Bien d'autres dispositifs de sécurité existent au niveau hardware des serveurs eux-mêmes (double alimentation, redondance des disques en RAID, double cartes réseau...) et bien entendu du datacenter (sécurité incendie, alimentation electrique ondulée, générateurs de secours, connexions multi-opérateurs).

L'ensemble des ces dispositifs crée la haute-disponibilité, garante d'un accès permanent à vos sites web favoris.

Netvibes, le web passé à l'Ajax

On parle beaucoup du web 2.0 en ce moment. Mais pour beaucoup, ceci reste de l'ordre du concept...

Parmi les technologies à la mode, on trouve Ajax. Mais si vous tapez "Ajax" dans google, vous trouverez surtout des démos, certes impressionantes, mais dont on ne voit pas directement l'utilité au quotidien.

Mais c'est quoi Ajax ?

Il s'agit d'un ensemble de technologies associant :
  • HTML et CSS2 pour la présentation
  • Javascript pour la couche applicative côté client
  • PHP (ou autre) pour la couche applicative côté serveur
  • XML/XSLT pour la manipulation et l'échange des données
  • l'objet XMLHttpRequest pour les échanges asynchrones entre le serveur et l'application

L'association de ces éléments, tous standards, permet de développer des sites web très dynamiques et modulaires. En s'affranchissant du rafraîchissement page par page (mode asynchrone), les modules d'une page sont mis à jour indépendamment, produisant des interfaces riches proches d'un vrai logiciel, fonctionnant dans tous les navigateurs.

Mais cette description idyllique se heurte dans les faits à quelques problèmes :
  • une standardisation théorique qui n'existe pas dans la réalité : il est nécessaire de tester l'application sur tous les navigateurs et d'adapter son code en fonction de ceux ci.

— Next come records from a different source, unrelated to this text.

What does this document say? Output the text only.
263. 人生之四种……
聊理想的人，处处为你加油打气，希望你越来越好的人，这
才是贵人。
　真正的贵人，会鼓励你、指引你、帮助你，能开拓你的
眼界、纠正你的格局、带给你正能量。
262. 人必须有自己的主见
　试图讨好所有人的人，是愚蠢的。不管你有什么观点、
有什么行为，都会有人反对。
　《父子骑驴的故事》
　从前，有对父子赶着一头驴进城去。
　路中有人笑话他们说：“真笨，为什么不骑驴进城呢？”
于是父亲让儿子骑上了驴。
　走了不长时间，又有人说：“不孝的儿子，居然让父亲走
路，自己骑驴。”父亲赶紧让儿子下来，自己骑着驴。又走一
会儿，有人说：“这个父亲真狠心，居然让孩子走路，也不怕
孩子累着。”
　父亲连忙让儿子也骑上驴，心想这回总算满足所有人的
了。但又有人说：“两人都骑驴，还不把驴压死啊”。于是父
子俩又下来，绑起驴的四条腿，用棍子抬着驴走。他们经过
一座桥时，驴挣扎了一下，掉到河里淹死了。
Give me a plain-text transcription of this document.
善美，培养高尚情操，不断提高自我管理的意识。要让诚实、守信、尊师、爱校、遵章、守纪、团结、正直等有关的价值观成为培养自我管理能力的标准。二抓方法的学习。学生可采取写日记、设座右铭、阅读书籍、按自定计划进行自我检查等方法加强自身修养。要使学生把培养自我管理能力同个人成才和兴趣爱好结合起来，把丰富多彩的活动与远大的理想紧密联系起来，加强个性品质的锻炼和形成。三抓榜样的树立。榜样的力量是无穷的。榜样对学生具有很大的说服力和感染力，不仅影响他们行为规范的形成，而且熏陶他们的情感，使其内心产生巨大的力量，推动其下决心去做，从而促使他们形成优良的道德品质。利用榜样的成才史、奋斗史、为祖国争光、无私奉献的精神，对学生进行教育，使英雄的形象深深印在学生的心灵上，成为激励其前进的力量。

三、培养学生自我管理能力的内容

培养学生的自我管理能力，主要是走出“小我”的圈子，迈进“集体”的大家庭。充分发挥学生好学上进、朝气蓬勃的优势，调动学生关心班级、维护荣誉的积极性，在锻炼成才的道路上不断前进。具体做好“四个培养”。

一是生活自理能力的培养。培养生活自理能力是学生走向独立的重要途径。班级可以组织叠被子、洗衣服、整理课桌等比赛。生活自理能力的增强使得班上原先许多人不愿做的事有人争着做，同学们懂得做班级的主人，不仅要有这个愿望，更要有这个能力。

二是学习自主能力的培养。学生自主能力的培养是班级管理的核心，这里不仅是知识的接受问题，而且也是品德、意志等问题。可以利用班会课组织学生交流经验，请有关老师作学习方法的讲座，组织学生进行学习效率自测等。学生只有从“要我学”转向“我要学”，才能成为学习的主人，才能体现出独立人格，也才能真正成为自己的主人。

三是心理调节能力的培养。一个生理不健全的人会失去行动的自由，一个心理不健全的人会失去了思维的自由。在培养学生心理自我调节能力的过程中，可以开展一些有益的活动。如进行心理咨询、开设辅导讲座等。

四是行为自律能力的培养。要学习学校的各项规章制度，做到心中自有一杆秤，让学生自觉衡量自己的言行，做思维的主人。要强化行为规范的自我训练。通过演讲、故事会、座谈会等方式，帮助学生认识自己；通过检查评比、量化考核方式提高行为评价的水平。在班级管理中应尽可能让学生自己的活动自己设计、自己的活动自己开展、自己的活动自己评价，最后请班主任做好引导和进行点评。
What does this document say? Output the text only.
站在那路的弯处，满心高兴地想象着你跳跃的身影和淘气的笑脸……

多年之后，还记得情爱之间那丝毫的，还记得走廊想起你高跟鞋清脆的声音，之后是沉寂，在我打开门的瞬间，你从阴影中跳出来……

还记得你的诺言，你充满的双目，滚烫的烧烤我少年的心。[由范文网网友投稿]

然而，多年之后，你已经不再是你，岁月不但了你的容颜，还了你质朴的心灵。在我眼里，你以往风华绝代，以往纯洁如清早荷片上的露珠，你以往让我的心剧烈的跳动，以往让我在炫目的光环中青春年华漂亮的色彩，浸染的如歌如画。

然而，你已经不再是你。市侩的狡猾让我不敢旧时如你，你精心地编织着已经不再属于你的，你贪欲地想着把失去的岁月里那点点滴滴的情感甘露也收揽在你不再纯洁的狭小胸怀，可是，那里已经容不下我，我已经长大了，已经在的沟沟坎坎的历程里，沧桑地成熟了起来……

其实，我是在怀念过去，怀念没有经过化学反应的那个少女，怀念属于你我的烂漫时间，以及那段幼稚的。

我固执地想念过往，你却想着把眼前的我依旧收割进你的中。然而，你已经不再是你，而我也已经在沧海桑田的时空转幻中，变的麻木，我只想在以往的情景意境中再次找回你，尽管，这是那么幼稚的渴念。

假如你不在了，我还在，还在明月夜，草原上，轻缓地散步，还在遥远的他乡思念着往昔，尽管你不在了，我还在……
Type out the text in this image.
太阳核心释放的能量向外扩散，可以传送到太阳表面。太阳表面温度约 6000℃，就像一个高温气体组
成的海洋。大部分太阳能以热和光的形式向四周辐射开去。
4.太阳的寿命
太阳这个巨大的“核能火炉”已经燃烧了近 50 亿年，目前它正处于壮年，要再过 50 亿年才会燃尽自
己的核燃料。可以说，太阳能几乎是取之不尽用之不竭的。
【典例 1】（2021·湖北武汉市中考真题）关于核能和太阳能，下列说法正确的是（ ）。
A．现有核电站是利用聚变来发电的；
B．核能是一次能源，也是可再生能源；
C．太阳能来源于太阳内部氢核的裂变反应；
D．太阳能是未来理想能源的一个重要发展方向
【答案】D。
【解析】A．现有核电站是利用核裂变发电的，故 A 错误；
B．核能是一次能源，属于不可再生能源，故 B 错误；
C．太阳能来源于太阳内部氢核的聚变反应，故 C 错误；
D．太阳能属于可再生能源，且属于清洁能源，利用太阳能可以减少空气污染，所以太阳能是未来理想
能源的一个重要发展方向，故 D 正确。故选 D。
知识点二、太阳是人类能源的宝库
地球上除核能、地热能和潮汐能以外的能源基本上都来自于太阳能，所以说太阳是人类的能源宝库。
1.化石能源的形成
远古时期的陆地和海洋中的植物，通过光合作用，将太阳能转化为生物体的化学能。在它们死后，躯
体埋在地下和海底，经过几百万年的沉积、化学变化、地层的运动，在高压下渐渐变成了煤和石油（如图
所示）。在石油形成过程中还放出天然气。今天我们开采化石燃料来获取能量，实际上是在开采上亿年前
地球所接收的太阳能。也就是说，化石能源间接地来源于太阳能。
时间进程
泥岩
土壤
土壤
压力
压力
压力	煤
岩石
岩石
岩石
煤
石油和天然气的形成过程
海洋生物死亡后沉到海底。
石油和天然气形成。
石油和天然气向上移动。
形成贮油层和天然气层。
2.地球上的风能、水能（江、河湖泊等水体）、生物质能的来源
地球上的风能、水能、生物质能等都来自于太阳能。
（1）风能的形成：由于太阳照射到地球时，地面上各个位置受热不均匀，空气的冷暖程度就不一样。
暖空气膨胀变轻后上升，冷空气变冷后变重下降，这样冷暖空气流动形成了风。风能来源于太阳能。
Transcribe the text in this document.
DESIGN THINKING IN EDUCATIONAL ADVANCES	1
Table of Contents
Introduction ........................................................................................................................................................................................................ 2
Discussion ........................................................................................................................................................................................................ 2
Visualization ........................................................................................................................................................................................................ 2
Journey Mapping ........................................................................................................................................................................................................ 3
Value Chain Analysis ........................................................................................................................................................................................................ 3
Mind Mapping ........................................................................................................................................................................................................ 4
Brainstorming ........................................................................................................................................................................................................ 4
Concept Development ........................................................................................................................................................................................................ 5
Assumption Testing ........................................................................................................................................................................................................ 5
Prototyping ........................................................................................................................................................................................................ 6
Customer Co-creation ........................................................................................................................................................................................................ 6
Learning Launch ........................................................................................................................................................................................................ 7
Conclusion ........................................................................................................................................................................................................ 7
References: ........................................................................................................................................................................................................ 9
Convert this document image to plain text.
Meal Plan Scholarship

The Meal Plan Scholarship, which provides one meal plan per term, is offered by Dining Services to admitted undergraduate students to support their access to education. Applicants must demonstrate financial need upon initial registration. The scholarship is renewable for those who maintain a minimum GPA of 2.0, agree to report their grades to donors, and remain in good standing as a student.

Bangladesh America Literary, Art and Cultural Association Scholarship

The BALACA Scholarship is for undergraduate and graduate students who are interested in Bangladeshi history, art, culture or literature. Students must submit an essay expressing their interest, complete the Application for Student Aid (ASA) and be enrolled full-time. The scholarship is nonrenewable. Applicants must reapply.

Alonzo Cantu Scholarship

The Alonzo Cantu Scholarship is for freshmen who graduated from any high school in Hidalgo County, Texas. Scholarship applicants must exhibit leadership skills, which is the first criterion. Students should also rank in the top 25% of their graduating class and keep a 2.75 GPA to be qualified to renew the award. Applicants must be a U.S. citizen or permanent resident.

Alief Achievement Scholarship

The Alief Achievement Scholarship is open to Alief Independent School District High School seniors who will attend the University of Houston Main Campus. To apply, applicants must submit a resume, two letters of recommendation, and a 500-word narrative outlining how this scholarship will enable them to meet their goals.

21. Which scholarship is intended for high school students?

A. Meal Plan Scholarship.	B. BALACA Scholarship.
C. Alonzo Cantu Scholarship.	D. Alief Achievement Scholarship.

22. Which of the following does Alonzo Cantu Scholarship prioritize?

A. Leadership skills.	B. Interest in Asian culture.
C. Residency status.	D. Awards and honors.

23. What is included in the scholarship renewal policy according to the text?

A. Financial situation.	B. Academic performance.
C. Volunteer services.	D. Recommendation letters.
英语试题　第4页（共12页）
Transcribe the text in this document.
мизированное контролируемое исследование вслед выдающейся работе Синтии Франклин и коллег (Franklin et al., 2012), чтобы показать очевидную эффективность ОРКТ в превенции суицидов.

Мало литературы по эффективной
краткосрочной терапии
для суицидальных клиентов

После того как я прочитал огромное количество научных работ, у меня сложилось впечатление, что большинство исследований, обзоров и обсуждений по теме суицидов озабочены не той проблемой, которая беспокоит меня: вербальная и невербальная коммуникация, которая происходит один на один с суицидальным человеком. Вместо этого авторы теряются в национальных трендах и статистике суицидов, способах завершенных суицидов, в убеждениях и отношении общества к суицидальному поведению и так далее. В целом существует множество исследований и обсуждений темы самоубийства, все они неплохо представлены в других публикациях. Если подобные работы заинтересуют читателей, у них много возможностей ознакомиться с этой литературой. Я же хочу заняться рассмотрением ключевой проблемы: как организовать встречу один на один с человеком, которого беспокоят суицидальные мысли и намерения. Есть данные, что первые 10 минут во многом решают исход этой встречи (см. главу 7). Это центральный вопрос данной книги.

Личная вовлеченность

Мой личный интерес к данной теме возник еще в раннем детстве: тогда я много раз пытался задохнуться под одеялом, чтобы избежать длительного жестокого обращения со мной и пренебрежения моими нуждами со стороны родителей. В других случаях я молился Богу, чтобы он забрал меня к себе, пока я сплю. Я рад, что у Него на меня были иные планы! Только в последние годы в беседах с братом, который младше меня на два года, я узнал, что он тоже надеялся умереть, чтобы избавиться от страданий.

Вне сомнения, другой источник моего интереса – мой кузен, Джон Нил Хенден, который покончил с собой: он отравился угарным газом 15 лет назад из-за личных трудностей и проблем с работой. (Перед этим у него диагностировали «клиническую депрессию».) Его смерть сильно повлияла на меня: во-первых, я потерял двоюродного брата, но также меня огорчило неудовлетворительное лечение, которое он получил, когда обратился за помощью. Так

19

Une obligation qui nous ramène plutôt à ce qu'était le web il y a 3 ans, avec les pages alternatives pour Netscape et Internet Explorer.

  • une publication intégrale du code client sous forme de fichiers JS facilement copiables. Cette tendance est certes dans la tendance GNU, mais ne ravira pas l'éditeur d'un service dans un milieu concurrentiel. Des solutions d'exécution de ce code côté serveur existent, notamment en Java ou Python, mais elles se heurtent à la problématique évoquée dans le point suivant.

  • une absence de framework applicatif : dans ce mix technologique qu'est Ajax, il n'existe pas de vraies conventions de développement. Les technologies utilisées se recroisent en de nombreux points et les choix de développements sont infinis. Difficile de savoir à l'avance quel sera l'architecture la plus rapide ou la plus facilement maintenable.

Cependant, les projets avancent et parmi ceux-ci Netvibes est une initiative particulièrement enthousiasmante.

Ce projet remet au goût du jour le fantasme des années 2000 : le portail personnalisable. Partant du principe qu'à l'avenir l'information piochée sur le web serait constitué de flux (les fils RSS sont là pour le démontrer), Netvibes propose à chaque internaute de se composer sa propre page d'accueil.

Composée de modules divers (Météo, Compte Gmail, Fils RSS), la page web se transforme en grand dash board où les modules sont comme des widgets, un peu à la manière de Mac OS X Tiger (en plus sobre).







Les widgets peuvent se déplacer, se réduire, se paramétrer... Toutes les préférences de l'utilisateurs sont sauvegardées, et en vous reconnectant vous retrouvez votre dashboard comme vous l'aviez laissé. Magique !


Un widget en mode Edition - Réglage des préférences

Certains widgets laissent entrevoir la puissance de l'outil : interrogation de comptes mail pop, surveillance de prix sur Kelkoo...

A l'usage, Netvibes se révèle très agréable, même s'il est encore perfectible. Et sa structure modulaire lui garantit un avenir très riche : le succès des widgets pour Mac Os est là pour en donner un apercu.

L'analyse rapide du code javascript donne une idée du travail accompli pour un applicatif relativement simple et dépouillé : Ajax et le web 2.0 sont à réserver à des développeurs plus qu'avertis...

En tout cas une chose est sûre, dans très peu de temps, notre perception du web et de son ergonomie vont radicalement changer.